While starting a business is easier than ever, the vast majority still end up failing after a few years. As a matter of fact, it’s estimated that about 60% of all UK businesses end up going bust after three years. This is often because people were ill-informed about what it actually takes to run a business. Many people start with assumptions or try to emulate someone else’s business model.
What they don’t know is that it goes well beyond a model. Some might have advantages that allow them to get better deals from their suppliers; others advertise better, while some people are able to run a leaner operation and reduce costs. This is why you need to give your business a close look and see if you are committing any mistakes that could later spell its demise. Here are some common mistakes made by new business owners.
Being Too Loyal
This may sound strange at first, but some businesses are just too loyal to the people they work with. Yes, it’s nice to have a good relationship with a supplier, and it can have its advantages, but you also have to take advantage of the market. Once you have been given an initial deal, it’s tough to go much farther than that, unless you bring in competition. This is why you should continuously try to negotiate your deals with suppliers, especially when it comes to utilities.
Energy companies have a tendency to treat new clients better and won’t offer much later when it comes to deals, which is why you should not only always try to renegotiate your current plan, but consider making a switch. Some even recommend that you switch suppliers every three years. Doing so while comparing offers will allow you to always get great introductory fees. If you’re looking for options, we suggest you browse through these guides.
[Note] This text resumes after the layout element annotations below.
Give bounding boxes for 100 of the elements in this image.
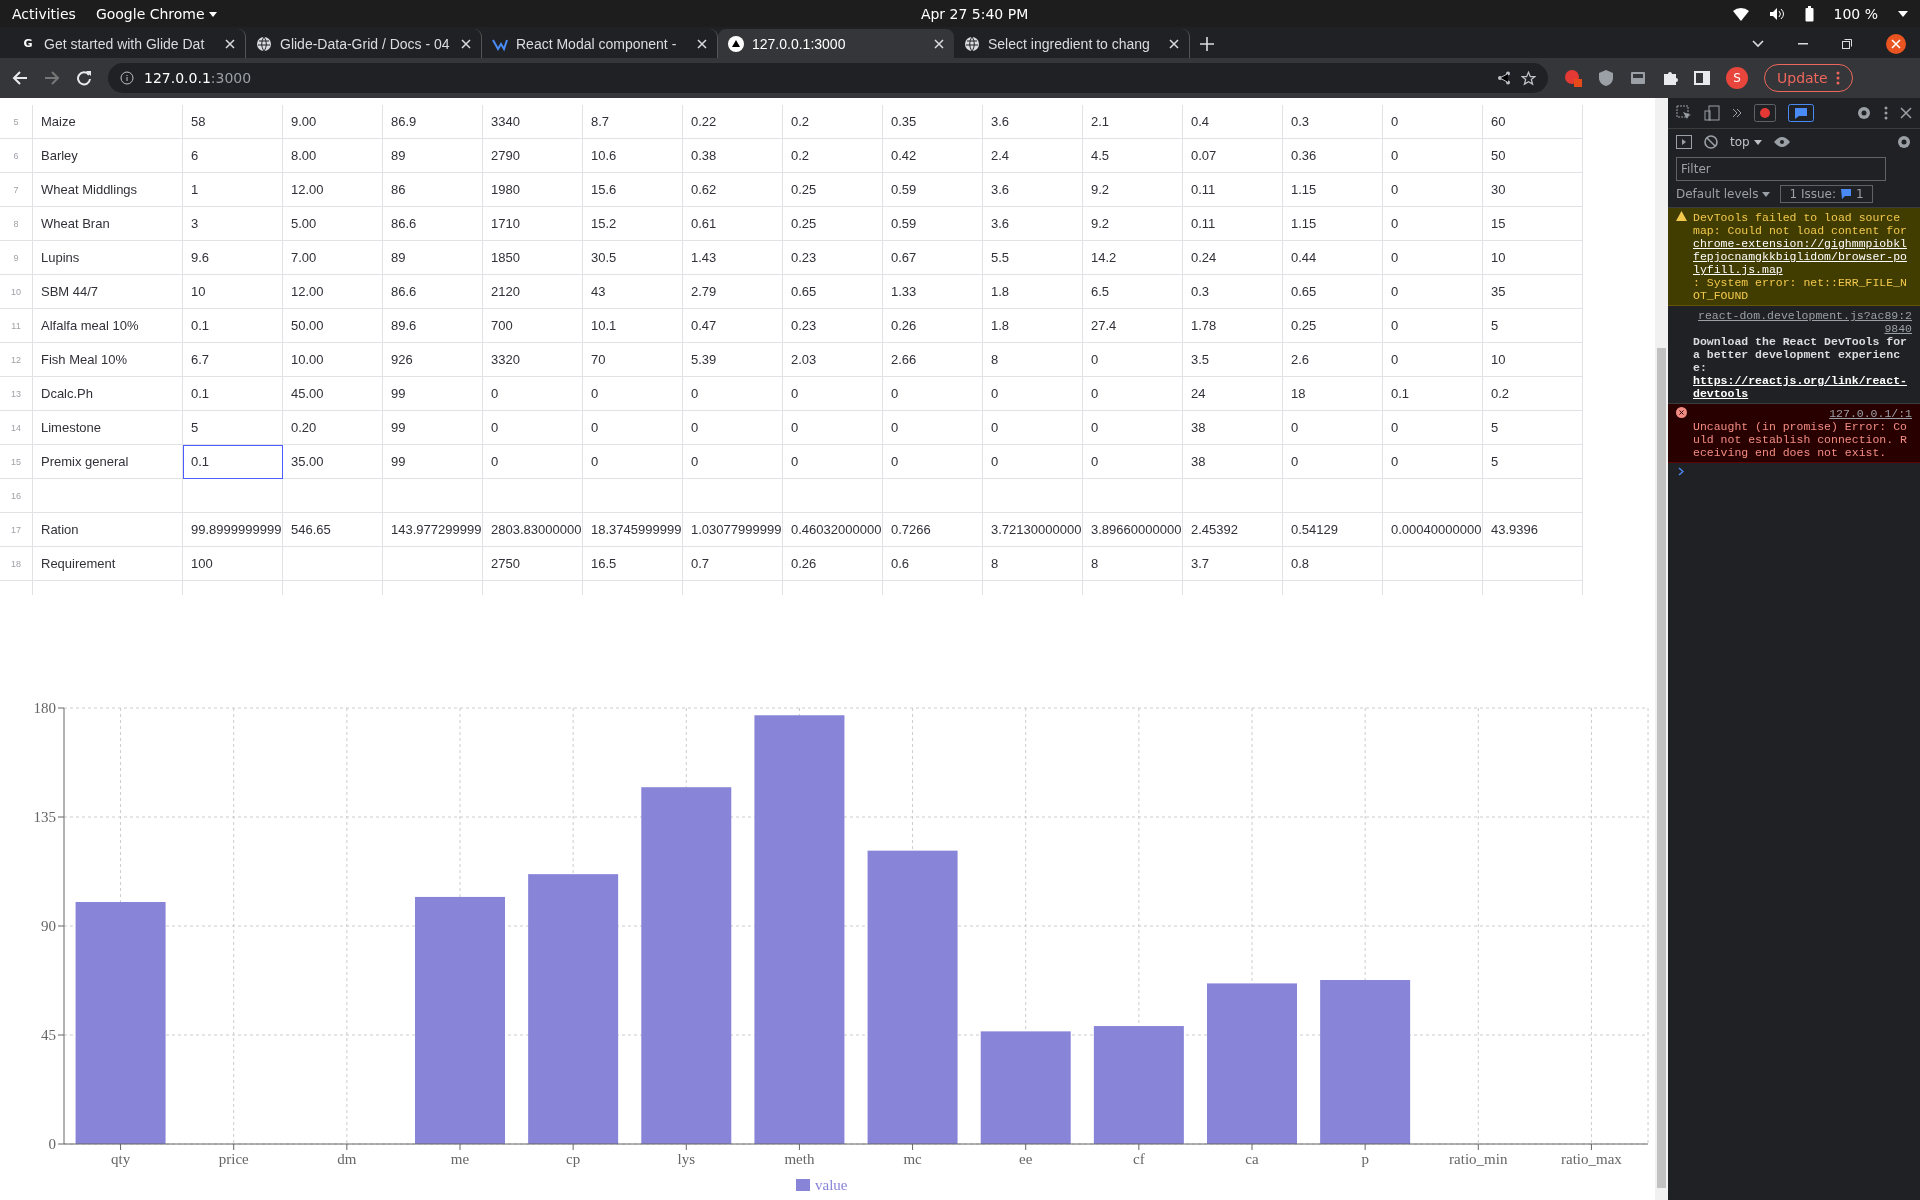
table-cell[interactable] (383, 547, 483, 581)
clear-icon[interactable] (1704, 135, 1718, 149)
table-cell[interactable]: 0.67 (883, 241, 983, 275)
table-cell[interactable]: 1.15 (1283, 173, 1383, 207)
table-cell[interactable] (1383, 547, 1483, 581)
table-cell[interactable]: 0 (683, 377, 783, 411)
table-cell[interactable] (1083, 479, 1183, 513)
table-cell[interactable]: 0 (983, 377, 1083, 411)
table-cell[interactable]: 0 (1083, 343, 1183, 377)
table-cell[interactable]: 3.7 (1183, 547, 1283, 581)
table-cell[interactable]: 0.65 (783, 275, 883, 309)
table-cell[interactable] (683, 479, 783, 513)
table-cell[interactable]: 0 (1083, 445, 1183, 479)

You’ll be able to find the best deals on the market and broaden your options.
Not Having a Plan
This is probably the most crucial mistake most starting business owners make. You need to have a plan when getting started. Starting without plans is like going on a trip to a strange land without a map. Notice how we said plans because you shouldn’t have only one business plan; you should also have a financial plan and marketing plan. These will allow you to look at things like how much working capital and financing you think you will need, and start exploring and evaluating marketing methods.
Being Scared of Technology
This can take many forms. Did you know that over 1 in every 10 businesses only accepts cash? This is only one aspect, but when you’re averse to technology, you are bound to make some losses. Only taking cash may be convenient for a vendor, but it’s enough for a client to never return. You might also lose to someone who offers card payments.
Others will neglect things like online reviews and local visibility on search engines, or you have people who are still stuck on using outdated timekeeping and management techniques in their organization, thinking that other options would be too complicated.
Technology’s main goal is to make things easier, and if you’re afraid of technology because you can’t understand it, speak with someone who does understand. Get multiple opinions and do your research. You’ll soon find out which technologies could not only help, but be essential for your business, and why.
Starting a business is a challenge. However, if you manage to avoid some common mistakes, you might become one of the few who are still standing and striving after years.